Le co­lo­ra­do, un fleuve à l’ago­nie

Entretien avec René-Eric Dagorn

Surexploitation, artificialisation considérable, changements climatiques et partage inéquitable : le Colorado illustre bien la façon dont les sociétés développées gèrent l’accès à l’eau

Publikationsdatum
19-03-2013
Revision
23-10-2015

En 1869, l’explorateur et professeur de géologie américain John Wesley Powell navigue dans le Grand Canyon. Lors de cette expédition, il réalise des cartes du territoire et récolte des données précises du site1. Il est alors l’un des premiers à signaler que les ressources en eau du fleuve seront insuffisantes pour supporter les grands projets de la civilisation moderne de l’ouest étasunien.
L’eau, son épuisement, son partage souvent inéquitable et son mésusage, est une thématique largement évoquée depuis une grosse décennie. A l’échelle occidentale, le fleuve Colorado constitue l’archétype de cette problématique. Non seulement le partage de ses eaux pose problème à différents niveaux, mais sa mauvaise exploitation, son importante artificialisation et les effets résultant du réchauffement climatique en réduisent considérablement le débit. Conséquence : l’eau n’atteint souvent plus son embouchure.
Fleuve transnational, le Colorado prend sa source à la Poudre Pass dans les Rocheuses, s’étend sur plus de 2 300 km, sillonne sept Etats américains et deux Etats mexicains, pour finalement se jeter dans le golfe de Californie (carte). 22 tribus amérindiennes dépendent également de lui. Au final, près de 35 millions de personnes bénéficient de ses ressources. Selon le gouvernement américain, ce chiffre devrait même doubler d’ici à 2060. Le premier accord-cadre relatif au partage des eaux du fleuve date de 1922 et tient compte uniquement de la population nord-américaine. Il répartit la quantité d’eau disponible entre les bassins supérieur (Colorado, Nouveau-Mexique, Utah, Wyoming) et inférieur (Nevada, Arizona, Californie) du fleuve – les Etats du nord doivent alors laisser à ceux du sud des débits de 289 m3/s. Ce n’est qu’un quart de siècle plus tard, en 1944, que les deux Etats mexicains sont pris en considération. Il n’est alors question que de quantité (60 m3/s) ; la qualité n’est, elle, nullement évoquée. Les deux textes se fondent sur des débits calculés au début du 20e siècle, et qui se sont révélés exceptionnellement élevés.
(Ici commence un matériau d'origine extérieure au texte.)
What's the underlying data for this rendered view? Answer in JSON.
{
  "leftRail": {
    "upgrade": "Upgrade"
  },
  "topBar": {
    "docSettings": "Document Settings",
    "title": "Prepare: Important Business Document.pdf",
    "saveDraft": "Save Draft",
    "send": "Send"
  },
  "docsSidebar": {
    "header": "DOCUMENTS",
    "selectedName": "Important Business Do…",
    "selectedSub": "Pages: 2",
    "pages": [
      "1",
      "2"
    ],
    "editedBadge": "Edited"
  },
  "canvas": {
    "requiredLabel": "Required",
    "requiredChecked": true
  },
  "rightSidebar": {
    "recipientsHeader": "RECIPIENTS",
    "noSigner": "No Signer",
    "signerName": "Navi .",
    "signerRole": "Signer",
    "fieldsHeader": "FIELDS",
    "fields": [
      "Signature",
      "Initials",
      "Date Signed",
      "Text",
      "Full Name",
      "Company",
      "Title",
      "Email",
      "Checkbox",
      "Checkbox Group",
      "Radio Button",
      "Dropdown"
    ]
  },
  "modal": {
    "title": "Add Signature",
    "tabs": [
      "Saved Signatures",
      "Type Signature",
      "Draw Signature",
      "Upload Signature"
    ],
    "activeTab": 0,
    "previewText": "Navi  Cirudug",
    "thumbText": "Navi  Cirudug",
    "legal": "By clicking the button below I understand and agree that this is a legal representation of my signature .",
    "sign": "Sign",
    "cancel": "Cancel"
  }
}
L’eau disponible pour être distribuée est donc déjà surévaluée par rapport à la quantité d’eau existant réellement.
L’intérêt de s’attarder sur ce fleuve réside aussi dans le fait que son artificialisation a débuté il y a déjà près d’un siècle. Après le krach de 1929 et la Grande Dépression, Roosevelt met en place le New Deal, pour tenter de redresser son pays. Le barrage Hoover, alors le plus haut du monde, est inauguré en 1935 par le président américain. Aujourd’hui, le bassin du Colorado compte une soixantaine de barrages et moult canaux de dérivation.
Le fleuve Colorado alimente la population et les industries en eau et en électricité. Il irrigue 15 % des terres agricoles américaines. Depuis une décennie, l’eau du fleuve est également employée à la fracturation hydraulique2, pour extraire diverses ressources naturelles du sol – uranium, gaz de schiste, pétrole. Le Monde évoque à ce sujet une pratique plus que douteuse, creusant l’écart entre les industries et les coopératives agricoles : les ressources en eau du fleuve feraient l’objet de ventes aux enchères.
Le Colorado cristallise les problèmes liés à la thématique de l’eau. Mais depuis quelques mois, les choses paraissent se désengorger doucement. Un accord signé l’année dernière semble « montrer la capacité des parties en jeu à fabriquer des espaces politiques de coopération autour de l’eau du Colorado et de dépasser les fantasmes de la guerre de l’eau », d’après le géographe et historien René-Eric Dagorn. Reste que plusieurs gros réservoirs jugés intarissables, comme le lac Powell, s’épuisent, et que les traités sur le partage des eaux devront être reconsidérés. Explications de l’expert.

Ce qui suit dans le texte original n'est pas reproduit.